Making this even less of a UDRP candidate (in my view) is the fact that this domain name has seemingly been registered to the same entity, WasteLess Environmental Services Inc., since the earliest Whois record archive in 2001, according to DomainTools. Furthermore, the registrant had a @WM.com email address indicating that the domain name was owned by (or affiliated with) Waste Management, which I believe is the largest company in that entire industry and well capable of defending its right to own this domain name.
Although I did not notice this UDRP when it was initially filed earlier this year, I was not surprised to see that the UDRP was terminated. I believe this happens when the complainant agrees or opts to terminate the proceeding for whatever reason, often when the two parties reach some sort of settlement. This regularly happens when an agreement is made to sell the domain name or the cancelation of Whois privacy reveals the UDRP as unwinnable. Since there was no Whois privacy in this case, it would seem the complainant knew what it was up against when the UDRP was filed.
Following the UDRP termination, Wasteless.com is now registered to a different entity, and the domain name is being used by a company called Wasteless. From what I can tell, the current registrant was the complainant in the UDRP. It looks like the registrant had been using Wasteless.CO for its website, and Wasteless.CO now forwards to Wasteless.com.
My uneducated guess is the company tried to buy Wasteless.com from the Waste Management entity that owned the domain name, and it did not get anywhere.
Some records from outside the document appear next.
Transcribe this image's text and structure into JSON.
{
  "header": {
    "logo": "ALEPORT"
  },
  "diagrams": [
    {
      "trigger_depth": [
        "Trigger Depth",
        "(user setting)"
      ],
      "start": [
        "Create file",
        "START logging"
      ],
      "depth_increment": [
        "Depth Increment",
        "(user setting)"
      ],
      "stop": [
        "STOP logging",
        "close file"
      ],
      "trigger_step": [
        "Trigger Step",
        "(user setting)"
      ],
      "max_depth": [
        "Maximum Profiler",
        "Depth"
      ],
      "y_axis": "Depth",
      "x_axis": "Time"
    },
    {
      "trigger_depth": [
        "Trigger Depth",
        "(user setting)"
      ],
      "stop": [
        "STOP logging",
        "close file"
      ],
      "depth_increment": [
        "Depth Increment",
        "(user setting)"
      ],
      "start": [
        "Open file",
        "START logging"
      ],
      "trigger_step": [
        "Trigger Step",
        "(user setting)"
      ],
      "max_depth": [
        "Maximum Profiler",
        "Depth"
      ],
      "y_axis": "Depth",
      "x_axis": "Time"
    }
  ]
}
The UDRP was filed either to get the attention of WM or because Wasteless believed it somehow had a right to the Wasteless.com domain name, even though LinkedIn indicates the company was founded in 2016 and the domain name was owned long before that.
In the end, I would imagine the companies were able to work out an agreeable deal to sell Wasteless.com in lieu of proceeding with the UDRP.
If this is what transpired, I think it was a smart move for the complainant to settle the UDRP and buy the domain name. I do not see how the UDRP would have been winnable, and I would have been surprised if it did not end in a Reverse Domain Name Hijacking decision.
Without knowing any specifics, I can’t speculate about whether the UDRP ended up causing the domain name to increase in price/value, but I would not be surprised. From my perspective, UDRP filings like this usually end up in a RDNH finding or a UDRP loss. In this case, filing a UDRP worked out and Wasteless was able to upgrade to Wasteless.com. My bet is the domain name was expensive.